Sınırlı su kaynaklarının korunması gerektiğini ifade eden TMMOB Jeoloji Mühendisleri Odası (JMO) Adana Şube Başkanı Dr. Mehmet Tatar, şöyle konuştu:
“Sınırlı olan su kaynaklarımız, hızlı ve çarpık kentleşme, nüfus artışı, endüstriyel faaliyetlerinin doğurduğu çok çeşitli katı ve sıvı atıklar, katı atık depolama yerlerinin yeraltısuyu rezervuarlarının beslenme alanlarında seçilmesi, su havzalarının imar planlarına açılması, tarım alanlarında bilinçsiz gübre ve tarım ilacı kullanılması yerüstü ve yeraltısuyu kalitesini ciddi olarak tehdit etmekte ve su kaynaklarımız hızla kirletilmektedir. Ülkemizde tatlı su kaynaklarının yüzde 70 gibi büyük kısmının kullanıldığı tarım alanlarımızda aşırı sulama sebebiyle tuzlanma ve çoraklaşma yaşanmasına karşı, tarımsal faaliyetlerde toprağın jeolojik yapısına uygun sulama yöntemi seçilmeli, çiftçi sulama konusunda etkin bir şekilde eğitilmelidir. Su yapıları ile ilgili proje ve tesise adeta olumlu karar vermenin alt yapısı olarak kurgulanmış ÇED süreçleri değiştirilmeli, hiç bir bilimsel kritere göre belirlenmeyen ve denetlenmeyen can suyu miktarı konusu toplumsal fayda ve bilimsel ilkeler çerçevesinde yeniden tanımlanmalıdır. Ekolojik gerçekler ve kamu yararının göz ardı edildiği, enerji gereksiniminin karşılanmasına katkısı olmayacak HES’lerden vazgeçilmelidir.

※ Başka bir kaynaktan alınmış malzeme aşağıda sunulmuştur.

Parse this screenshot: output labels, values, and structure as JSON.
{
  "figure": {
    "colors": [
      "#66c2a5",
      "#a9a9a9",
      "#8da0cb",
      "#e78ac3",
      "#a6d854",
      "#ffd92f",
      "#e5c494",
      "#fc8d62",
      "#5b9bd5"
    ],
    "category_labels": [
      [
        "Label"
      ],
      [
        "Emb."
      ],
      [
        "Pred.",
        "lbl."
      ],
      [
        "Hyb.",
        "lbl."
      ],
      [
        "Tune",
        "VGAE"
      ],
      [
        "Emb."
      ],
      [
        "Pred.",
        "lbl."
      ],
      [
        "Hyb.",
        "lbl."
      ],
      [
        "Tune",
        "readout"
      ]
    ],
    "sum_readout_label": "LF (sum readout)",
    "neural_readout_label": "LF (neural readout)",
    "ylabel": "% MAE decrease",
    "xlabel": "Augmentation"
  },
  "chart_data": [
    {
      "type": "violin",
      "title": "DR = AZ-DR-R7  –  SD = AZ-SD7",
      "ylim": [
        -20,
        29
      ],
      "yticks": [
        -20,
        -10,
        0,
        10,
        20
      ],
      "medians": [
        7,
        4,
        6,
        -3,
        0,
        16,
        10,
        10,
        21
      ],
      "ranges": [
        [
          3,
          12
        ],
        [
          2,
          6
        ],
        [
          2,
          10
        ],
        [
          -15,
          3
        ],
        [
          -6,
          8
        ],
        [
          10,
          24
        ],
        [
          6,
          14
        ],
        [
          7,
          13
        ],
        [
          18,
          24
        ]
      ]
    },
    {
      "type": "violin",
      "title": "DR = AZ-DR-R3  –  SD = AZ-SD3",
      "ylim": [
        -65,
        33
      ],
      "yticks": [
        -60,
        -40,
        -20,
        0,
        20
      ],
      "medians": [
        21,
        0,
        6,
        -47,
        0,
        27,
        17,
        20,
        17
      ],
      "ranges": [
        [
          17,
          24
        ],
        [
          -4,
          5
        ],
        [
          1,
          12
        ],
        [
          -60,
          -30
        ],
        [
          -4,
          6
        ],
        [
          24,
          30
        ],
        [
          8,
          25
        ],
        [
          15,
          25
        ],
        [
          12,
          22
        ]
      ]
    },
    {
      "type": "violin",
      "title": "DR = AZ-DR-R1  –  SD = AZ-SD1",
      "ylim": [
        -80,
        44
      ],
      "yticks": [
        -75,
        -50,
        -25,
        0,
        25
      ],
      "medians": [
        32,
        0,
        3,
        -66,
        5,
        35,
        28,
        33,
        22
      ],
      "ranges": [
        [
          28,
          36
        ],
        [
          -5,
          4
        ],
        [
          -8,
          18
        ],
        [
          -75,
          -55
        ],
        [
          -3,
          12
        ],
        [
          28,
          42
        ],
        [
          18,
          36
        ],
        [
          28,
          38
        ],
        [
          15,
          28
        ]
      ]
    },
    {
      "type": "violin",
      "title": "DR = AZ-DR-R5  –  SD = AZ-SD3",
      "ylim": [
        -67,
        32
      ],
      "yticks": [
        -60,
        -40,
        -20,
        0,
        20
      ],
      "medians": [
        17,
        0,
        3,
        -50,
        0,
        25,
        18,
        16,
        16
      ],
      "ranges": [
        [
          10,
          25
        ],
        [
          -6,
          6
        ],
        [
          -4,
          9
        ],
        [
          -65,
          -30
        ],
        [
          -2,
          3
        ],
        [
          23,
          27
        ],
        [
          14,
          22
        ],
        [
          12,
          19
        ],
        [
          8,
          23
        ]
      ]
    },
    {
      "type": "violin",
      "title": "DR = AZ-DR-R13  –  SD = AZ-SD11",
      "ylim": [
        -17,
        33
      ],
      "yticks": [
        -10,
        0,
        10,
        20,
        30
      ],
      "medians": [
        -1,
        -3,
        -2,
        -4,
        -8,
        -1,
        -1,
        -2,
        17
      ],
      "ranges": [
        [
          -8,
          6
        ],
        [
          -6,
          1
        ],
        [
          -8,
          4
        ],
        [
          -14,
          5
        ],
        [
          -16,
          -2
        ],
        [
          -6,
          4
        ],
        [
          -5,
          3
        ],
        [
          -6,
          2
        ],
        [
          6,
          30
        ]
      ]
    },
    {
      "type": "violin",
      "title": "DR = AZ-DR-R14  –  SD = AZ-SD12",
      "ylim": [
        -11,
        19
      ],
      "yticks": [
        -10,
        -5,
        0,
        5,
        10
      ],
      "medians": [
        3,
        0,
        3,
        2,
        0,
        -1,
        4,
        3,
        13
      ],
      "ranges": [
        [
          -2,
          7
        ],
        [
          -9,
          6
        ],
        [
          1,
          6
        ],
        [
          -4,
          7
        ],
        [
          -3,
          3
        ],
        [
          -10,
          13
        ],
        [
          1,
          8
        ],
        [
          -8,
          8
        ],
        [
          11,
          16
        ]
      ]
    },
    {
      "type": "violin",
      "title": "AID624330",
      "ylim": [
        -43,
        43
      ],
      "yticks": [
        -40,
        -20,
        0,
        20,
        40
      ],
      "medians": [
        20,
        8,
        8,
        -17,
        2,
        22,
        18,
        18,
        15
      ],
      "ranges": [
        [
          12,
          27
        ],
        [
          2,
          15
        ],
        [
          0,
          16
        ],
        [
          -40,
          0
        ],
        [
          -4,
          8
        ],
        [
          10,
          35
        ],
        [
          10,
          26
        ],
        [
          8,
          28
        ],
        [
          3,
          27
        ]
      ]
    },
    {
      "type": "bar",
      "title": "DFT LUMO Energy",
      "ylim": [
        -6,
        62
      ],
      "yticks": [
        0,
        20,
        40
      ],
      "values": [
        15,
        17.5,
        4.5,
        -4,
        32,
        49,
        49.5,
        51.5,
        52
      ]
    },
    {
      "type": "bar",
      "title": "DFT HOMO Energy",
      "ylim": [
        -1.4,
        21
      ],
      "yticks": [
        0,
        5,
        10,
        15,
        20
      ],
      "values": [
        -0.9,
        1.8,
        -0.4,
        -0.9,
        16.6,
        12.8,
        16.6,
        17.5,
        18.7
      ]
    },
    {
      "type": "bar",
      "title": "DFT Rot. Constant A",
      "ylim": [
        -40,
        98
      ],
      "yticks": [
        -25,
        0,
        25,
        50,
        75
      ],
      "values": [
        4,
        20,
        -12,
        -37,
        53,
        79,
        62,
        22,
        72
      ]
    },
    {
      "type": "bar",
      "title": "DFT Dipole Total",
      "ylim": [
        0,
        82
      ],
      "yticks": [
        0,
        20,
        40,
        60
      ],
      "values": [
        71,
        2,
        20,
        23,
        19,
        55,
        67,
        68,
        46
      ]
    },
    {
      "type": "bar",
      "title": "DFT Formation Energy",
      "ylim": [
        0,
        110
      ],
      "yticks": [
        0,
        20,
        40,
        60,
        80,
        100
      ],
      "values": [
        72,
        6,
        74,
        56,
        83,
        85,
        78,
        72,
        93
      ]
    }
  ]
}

Suyun doğal çevrimini sürdürerek tüm insanlığın ve canlı yaşamın devamını sağlamak için suyu ticari bir meta olarak gören üretim biçimi yerine, toplumsal ihtiyaçların karşılanmasına odaklı bir anlayış esas olmalı; suyun tüm canlılar için yaşamsal bir hak olduğundan hareket edilerek, bu yaklaşım temelinde yaşanan olumsuzlukları giderecek ve önerilerimizi de hayata geçirecek bir su yasası çıkarılmalıdır.

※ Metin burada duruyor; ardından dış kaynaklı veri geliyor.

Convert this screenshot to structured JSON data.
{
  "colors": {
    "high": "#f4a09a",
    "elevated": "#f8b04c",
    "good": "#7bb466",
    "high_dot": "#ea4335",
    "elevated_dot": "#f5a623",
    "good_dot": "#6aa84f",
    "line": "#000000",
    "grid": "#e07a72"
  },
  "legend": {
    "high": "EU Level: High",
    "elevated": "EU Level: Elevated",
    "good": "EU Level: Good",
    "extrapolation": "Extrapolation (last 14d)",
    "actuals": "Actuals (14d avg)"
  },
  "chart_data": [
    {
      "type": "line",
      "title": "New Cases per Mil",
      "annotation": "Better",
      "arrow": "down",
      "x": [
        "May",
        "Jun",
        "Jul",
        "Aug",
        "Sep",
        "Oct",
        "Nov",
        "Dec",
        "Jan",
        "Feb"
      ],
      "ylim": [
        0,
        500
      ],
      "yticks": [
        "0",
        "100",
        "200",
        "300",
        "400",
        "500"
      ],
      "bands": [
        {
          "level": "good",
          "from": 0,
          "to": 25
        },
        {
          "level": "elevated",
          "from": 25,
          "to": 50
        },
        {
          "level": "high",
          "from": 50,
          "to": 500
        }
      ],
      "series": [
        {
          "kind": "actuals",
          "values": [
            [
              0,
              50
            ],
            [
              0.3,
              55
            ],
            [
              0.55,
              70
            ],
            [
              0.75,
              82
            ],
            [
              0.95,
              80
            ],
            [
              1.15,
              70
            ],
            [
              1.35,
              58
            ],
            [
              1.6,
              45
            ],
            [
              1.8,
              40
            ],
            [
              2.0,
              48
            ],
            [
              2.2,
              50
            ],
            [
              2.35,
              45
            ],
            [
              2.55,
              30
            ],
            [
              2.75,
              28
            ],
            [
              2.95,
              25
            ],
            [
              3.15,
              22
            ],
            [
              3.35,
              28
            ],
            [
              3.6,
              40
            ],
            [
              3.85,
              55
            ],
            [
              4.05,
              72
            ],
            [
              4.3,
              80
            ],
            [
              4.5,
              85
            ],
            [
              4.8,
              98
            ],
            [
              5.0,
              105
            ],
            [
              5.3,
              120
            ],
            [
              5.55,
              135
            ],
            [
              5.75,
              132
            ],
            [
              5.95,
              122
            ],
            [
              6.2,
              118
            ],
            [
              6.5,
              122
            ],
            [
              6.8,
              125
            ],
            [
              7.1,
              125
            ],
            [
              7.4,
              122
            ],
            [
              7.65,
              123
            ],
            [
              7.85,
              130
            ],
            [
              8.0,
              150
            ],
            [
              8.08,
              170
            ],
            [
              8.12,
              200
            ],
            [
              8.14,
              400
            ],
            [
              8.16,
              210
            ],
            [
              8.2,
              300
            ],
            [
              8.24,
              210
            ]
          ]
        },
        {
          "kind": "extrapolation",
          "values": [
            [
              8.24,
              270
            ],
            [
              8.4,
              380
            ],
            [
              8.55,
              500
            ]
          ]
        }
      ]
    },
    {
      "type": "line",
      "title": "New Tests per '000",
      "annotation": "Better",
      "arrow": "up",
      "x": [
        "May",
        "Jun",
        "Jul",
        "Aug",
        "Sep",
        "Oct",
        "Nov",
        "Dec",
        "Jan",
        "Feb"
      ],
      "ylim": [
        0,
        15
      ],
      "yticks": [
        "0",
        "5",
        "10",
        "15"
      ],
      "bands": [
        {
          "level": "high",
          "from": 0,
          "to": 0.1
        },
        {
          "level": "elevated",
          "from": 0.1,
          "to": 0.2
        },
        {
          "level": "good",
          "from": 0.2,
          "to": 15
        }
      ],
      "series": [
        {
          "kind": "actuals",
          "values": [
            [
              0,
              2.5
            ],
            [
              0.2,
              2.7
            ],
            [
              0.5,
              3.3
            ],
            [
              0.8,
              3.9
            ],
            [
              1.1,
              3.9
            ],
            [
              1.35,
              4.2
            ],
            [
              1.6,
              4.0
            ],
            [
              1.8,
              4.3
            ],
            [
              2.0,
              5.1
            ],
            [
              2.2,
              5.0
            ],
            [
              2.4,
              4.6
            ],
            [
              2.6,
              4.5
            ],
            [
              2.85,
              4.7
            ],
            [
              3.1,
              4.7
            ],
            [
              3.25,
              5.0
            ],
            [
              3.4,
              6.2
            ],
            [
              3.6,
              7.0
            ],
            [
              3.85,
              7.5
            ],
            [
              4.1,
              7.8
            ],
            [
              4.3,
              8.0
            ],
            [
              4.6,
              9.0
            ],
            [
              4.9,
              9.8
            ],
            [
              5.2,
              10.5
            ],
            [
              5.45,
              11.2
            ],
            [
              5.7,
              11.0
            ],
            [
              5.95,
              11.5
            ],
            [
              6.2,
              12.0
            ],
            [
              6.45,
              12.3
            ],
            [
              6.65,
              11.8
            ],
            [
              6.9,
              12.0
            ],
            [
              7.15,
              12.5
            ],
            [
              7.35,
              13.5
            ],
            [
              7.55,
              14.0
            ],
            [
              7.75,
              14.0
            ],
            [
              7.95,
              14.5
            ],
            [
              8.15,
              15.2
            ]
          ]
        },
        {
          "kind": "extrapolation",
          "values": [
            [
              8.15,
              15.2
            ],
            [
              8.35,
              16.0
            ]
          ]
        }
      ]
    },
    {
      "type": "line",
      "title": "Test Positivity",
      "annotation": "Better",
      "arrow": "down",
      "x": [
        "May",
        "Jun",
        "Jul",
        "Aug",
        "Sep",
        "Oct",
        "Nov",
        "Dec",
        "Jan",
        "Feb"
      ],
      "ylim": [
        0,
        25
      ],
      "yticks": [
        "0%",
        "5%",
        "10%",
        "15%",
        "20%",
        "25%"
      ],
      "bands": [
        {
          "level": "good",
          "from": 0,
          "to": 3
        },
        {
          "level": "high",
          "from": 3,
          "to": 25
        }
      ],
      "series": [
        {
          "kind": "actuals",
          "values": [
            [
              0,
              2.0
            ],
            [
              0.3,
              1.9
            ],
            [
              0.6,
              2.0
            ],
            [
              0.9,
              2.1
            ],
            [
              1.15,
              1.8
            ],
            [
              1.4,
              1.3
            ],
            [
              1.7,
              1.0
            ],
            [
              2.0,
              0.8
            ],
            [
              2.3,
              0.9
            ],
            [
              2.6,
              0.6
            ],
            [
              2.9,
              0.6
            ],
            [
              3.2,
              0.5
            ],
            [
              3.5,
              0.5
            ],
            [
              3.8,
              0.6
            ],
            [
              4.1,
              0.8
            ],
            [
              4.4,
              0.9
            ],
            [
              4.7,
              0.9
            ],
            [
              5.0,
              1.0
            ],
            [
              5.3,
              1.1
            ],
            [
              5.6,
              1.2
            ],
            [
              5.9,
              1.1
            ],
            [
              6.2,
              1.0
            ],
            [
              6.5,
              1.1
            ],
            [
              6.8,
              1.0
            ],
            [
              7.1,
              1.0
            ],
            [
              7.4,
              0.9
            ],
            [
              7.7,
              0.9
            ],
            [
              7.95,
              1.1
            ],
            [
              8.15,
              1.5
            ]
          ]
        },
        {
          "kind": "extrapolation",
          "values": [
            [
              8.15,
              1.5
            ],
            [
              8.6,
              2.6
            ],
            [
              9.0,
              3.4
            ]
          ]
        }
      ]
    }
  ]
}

TMMOB Jeoloji Mühendisleri Odası olarak Dünya Su Günü‘nde bir kez daha ifade ediyoruz ki; tarih boyunca insanların ve uygarlıkların gelişiminin en önemli unsurlarının başında gelen tatlı suların araştırılması, entegre su yönetimi anlayışıyla kullanılması, ticari bir mal olarak görülmeden kamusal bir miras olarak geleceğe korunarak bırakılması yaşamsal bir öneme sahiptir”

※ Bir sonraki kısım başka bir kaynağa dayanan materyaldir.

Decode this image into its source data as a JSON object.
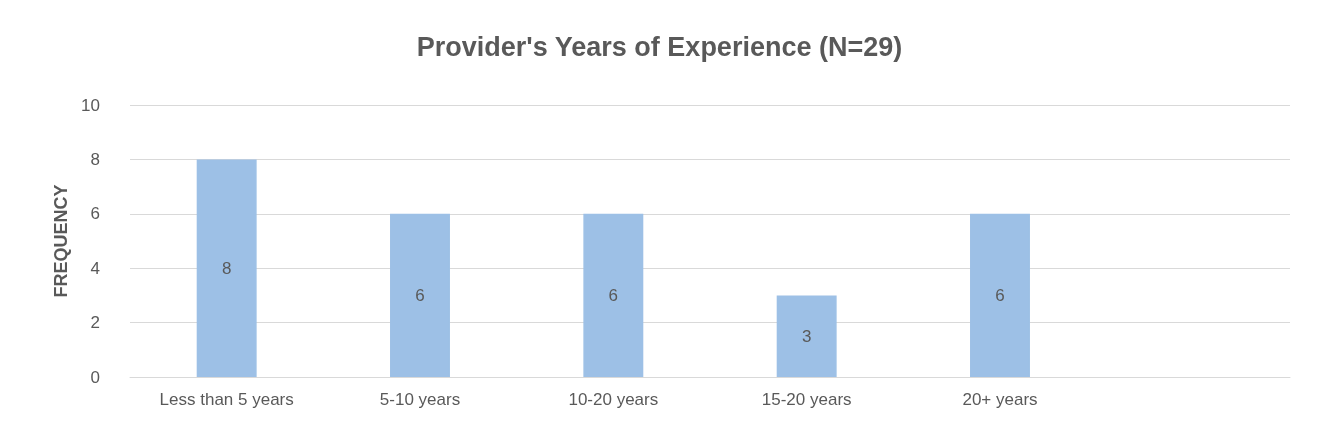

Tatar'dan Dünya Su Günü Açıklaması
TMMOB Jeoloji Mühendisleri Odası (JMO) Adana Şube Başkanı Dr. Mehmet Tatar, "Suyun doğal çevrimini sürdürerek tüm insanlığın ve canlı yaşamın devamını sağlamak için suyu ticari bir meta olarak gören üretim biçimi yerine, toplumsal ihtiyaçların karşılanmasına odaklı bir anlayış esas olmalı" dedi.